Now, I am trying to understand the following: for communication within the cluster, I can use either a VXLAN or an EVPN zone. A VXLAN zone lets me define VXLANs without a control plane, so communication between nodes is probably based on flood-and-learn or ingress replication. An EVPN zone, on the other hand, brings an EVPN control plane into the picture, so unicast communication relies on EVPN-learned entries, and ingress replication or multicast is used for BUM traffic.

After setting up the zones, what is the proper way to peer a simple BGP IPv4 session with the external fabric to announce all the networks that exist in Proxmox? I thought I could define an EVPN zone (VRF), create VNETs with subnets, select exit nodes and configure a BGP controller to speak BGP to the outside world. However, the GUI immediately told me this is not possible because my controller is not of the EVPN type - though I don't want to use EVPN AF to connect to the outside world.
 
You need to use both an EVPN controller (for the zone) which would handle distributing routes via the L2VPN EVPN AF and handle east-west traffic between PVE nodes, and then the BGP controller for announcing the routes via IPv4 AF for north-south traffic.
 
Thank you for quick reply.
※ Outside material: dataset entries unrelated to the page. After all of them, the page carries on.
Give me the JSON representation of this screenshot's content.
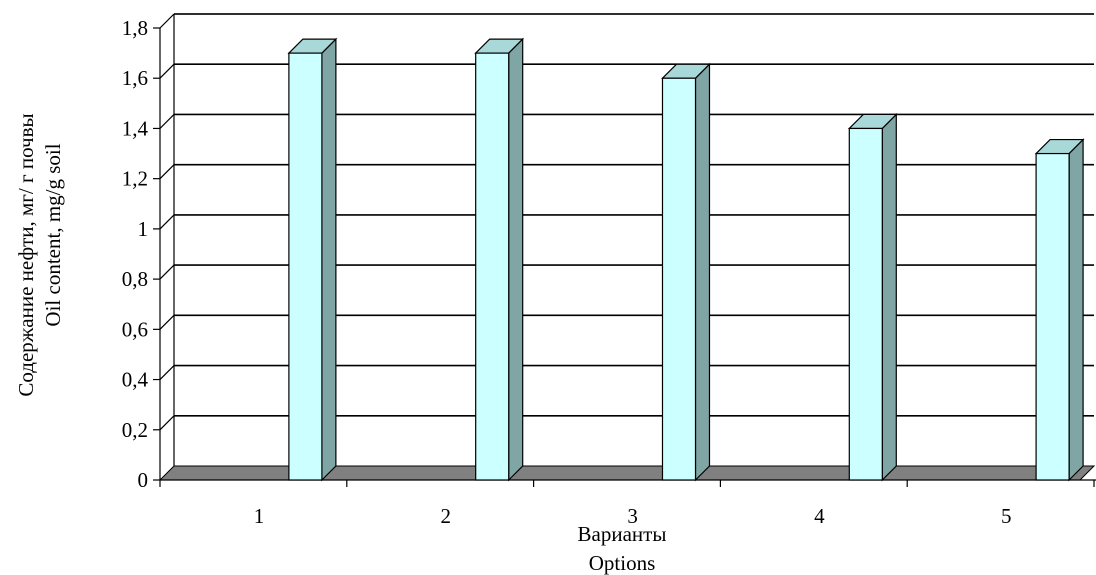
{
  "colors": {
    "bar_front": "#CCFFFF",
    "bar_side": "#7FA5A5",
    "bar_top": "#A8D8D8",
    "bar_outline": "#000000",
    "gridline": "#000000",
    "floor": "#808080"
  },
  "chart_data": {
    "type": "bar",
    "categories": [
      "1",
      "2",
      "3",
      "4",
      "5"
    ],
    "series": [
      {
        "values": [
          1.7,
          1.7,
          1.6,
          1.4,
          1.3
        ]
      }
    ],
    "ylim": [
      0,
      1.8
    ],
    "y_ticks": [
      0,
      0.2,
      0.4,
      0.6,
      0.8,
      1,
      1.2,
      1.4,
      1.6,
      1.8
    ],
    "y_tick_labels": [
      "0",
      "0,2",
      "0,4",
      "0,6",
      "0,8",
      "1",
      "1,2",
      "1,4",
      "1,6",
      "1,8"
    ],
    "ylabel_lines": [
      "Содержание нефти, мг/ г почвы",
      "Oil content, mg/g soil"
    ],
    "xlabel_lines": [
      "Варианты",
      "Options"
    ],
    "grid": true,
    "style": "3d-column"
  }
}
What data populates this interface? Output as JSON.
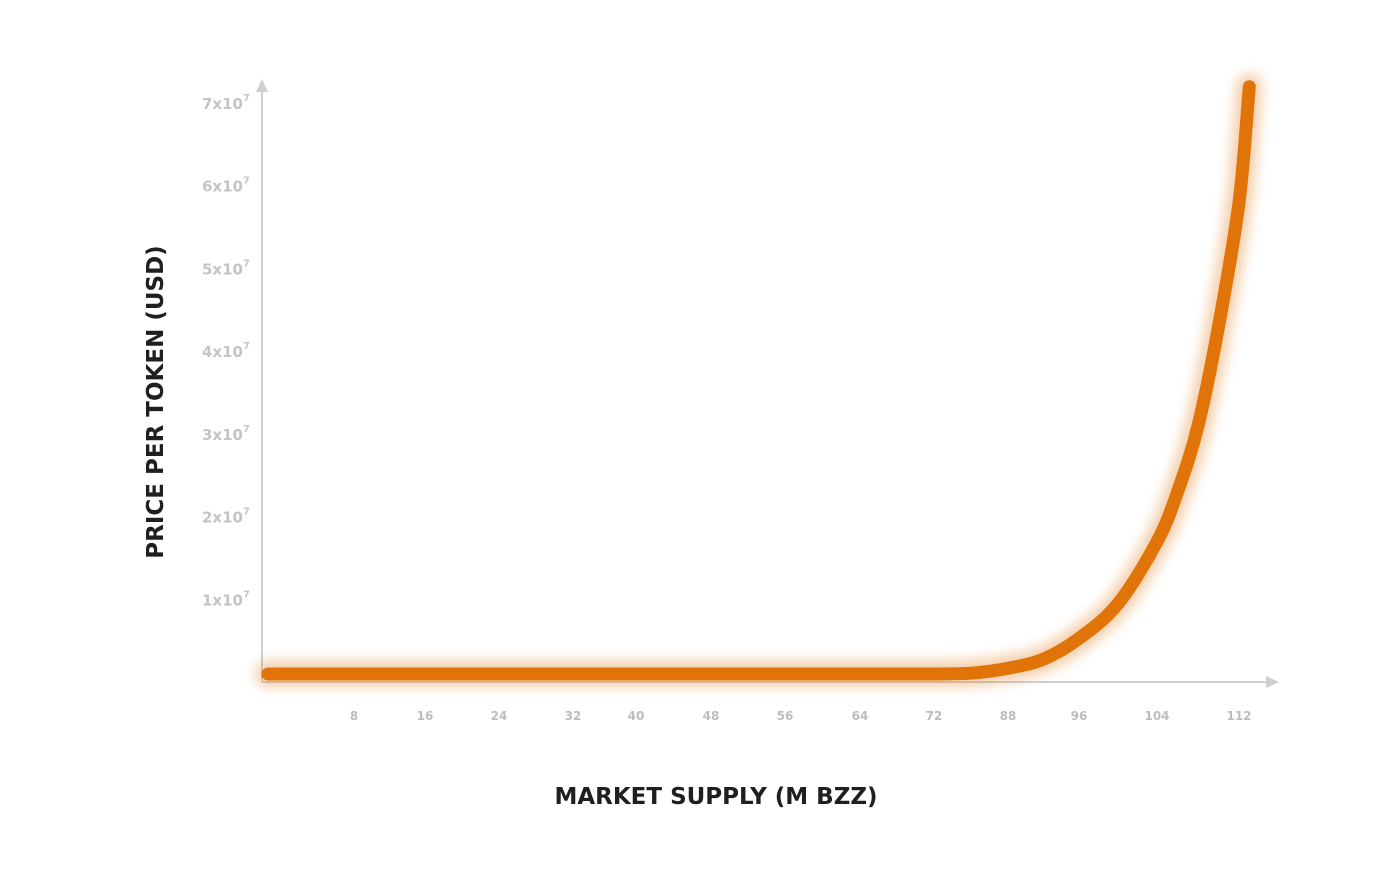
{
  "chart_data": {
    "type": "line",
    "title": "",
    "xlabel": "MARKET SUPPLY (M BZZ)",
    "ylabel": "PRICE PER TOKEN (USD)",
    "x_ticks": [
      "8",
      "16",
      "24",
      "32",
      "40",
      "48",
      "56",
      "64",
      "72",
      "88",
      "96",
      "104",
      "112"
    ],
    "y_ticks": [
      {
        "value": 10000000,
        "base": "1x10",
        "exp": "7"
      },
      {
        "value": 20000000,
        "base": "2x10",
        "exp": "7"
      },
      {
        "value": 30000000,
        "base": "3x10",
        "exp": "7"
      },
      {
        "value": 40000000,
        "base": "4x10",
        "exp": "7"
      },
      {
        "value": 50000000,
        "base": "5x10",
        "exp": "7"
      },
      {
        "value": 60000000,
        "base": "6x10",
        "exp": "7"
      },
      {
        "value": 70000000,
        "base": "7x10",
        "exp": "7"
      }
    ],
    "ylim": [
      0,
      72000000
    ],
    "grid": false,
    "series": [
      {
        "color": "#e07408",
        "x": [
          0,
          8,
          16,
          24,
          32,
          40,
          48,
          56,
          64,
          72,
          80,
          88,
          92,
          96,
          100,
          104,
          106,
          108,
          110,
          112,
          113
        ],
        "y": [
          0,
          0,
          0,
          0,
          0,
          0,
          0,
          0,
          0,
          5000,
          100000,
          700000,
          1800000,
          4300000,
          8500000,
          16000000,
          22000000,
          30000000,
          42000000,
          57000000,
          71000000
        ]
      }
    ]
  }
}
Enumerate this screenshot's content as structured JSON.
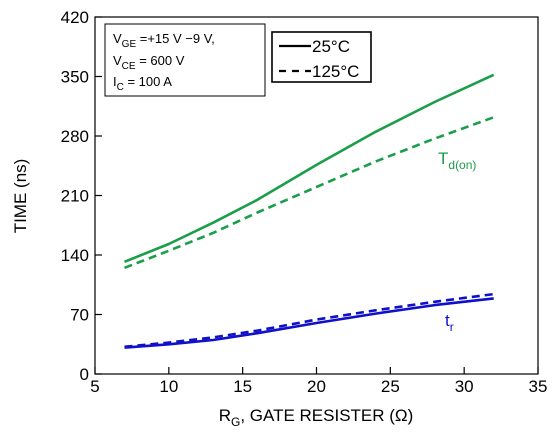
{
  "chart_data": {
    "type": "line",
    "xlabel": {
      "main": "R",
      "sub": "G",
      "rest": ", GATE RESISTER (Ω)"
    },
    "ylabel": "TIME (ns)",
    "xlim": [
      5,
      35
    ],
    "ylim": [
      0,
      420
    ],
    "xticks": [
      5,
      10,
      15,
      20,
      25,
      30,
      35
    ],
    "yticks": [
      0,
      70,
      140,
      210,
      280,
      350,
      420
    ],
    "grid": false,
    "conditions": [
      {
        "main": "V",
        "sub": "GE",
        "rest": " =+15 V −9 V,"
      },
      {
        "main": "V",
        "sub": "CE",
        "rest": " = 600 V"
      },
      {
        "main": "I",
        "sub": "C",
        "rest": " = 100 A"
      }
    ],
    "legend": {
      "position": "top-center",
      "entries": [
        {
          "label": "25°C",
          "style": "solid"
        },
        {
          "label": "125°C",
          "style": "dashed"
        }
      ]
    },
    "curve_labels": [
      {
        "main": "T",
        "sub": "d(on)",
        "color": "#1a9e4a"
      },
      {
        "main": "t",
        "sub": "r",
        "color": "#1010c8"
      }
    ],
    "series": [
      {
        "group": "Td(on)",
        "temp": "25°C",
        "color": "#1a9e4a",
        "style": "solid",
        "x": [
          7,
          10,
          13,
          16,
          20,
          24,
          28,
          32
        ],
        "y": [
          132,
          153,
          178,
          205,
          246,
          285,
          320,
          352
        ]
      },
      {
        "group": "Td(on)",
        "temp": "125°C",
        "color": "#1a9e4a",
        "style": "dashed",
        "x": [
          7,
          10,
          13,
          16,
          20,
          24,
          28,
          32
        ],
        "y": [
          125,
          145,
          166,
          190,
          220,
          250,
          277,
          302
        ]
      },
      {
        "group": "tr",
        "temp": "25°C",
        "color": "#1010c8",
        "style": "solid",
        "x": [
          7,
          10,
          13,
          16,
          20,
          24,
          28,
          32
        ],
        "y": [
          31,
          35,
          40,
          48,
          60,
          71,
          81,
          89
        ]
      },
      {
        "group": "tr",
        "temp": "125°C",
        "color": "#1010c8",
        "style": "dashed",
        "x": [
          7,
          10,
          13,
          16,
          20,
          24,
          28,
          32
        ],
        "y": [
          32,
          37,
          43,
          51,
          64,
          75,
          85,
          94
        ]
      }
    ]
  }
}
How do I decide which BGP controller belongs to which EVPN Zone? Let us assume we have dedicated L3 exits per EVPN Zone.
 
The way it works currently is that you define your nodes as exit nodes in the EVPN zone and then all EVPN routes from those zones get leaked/imported to the default routing table, which you can then announce via the BGP controller in IPv4 AF.

Currently it's not possible to separate this on the host via VRFs, but we're looking into implementing that. If you need that functionality you will need a router that is able to utilize the L2VPN EVPN AF and handle it on the router itself.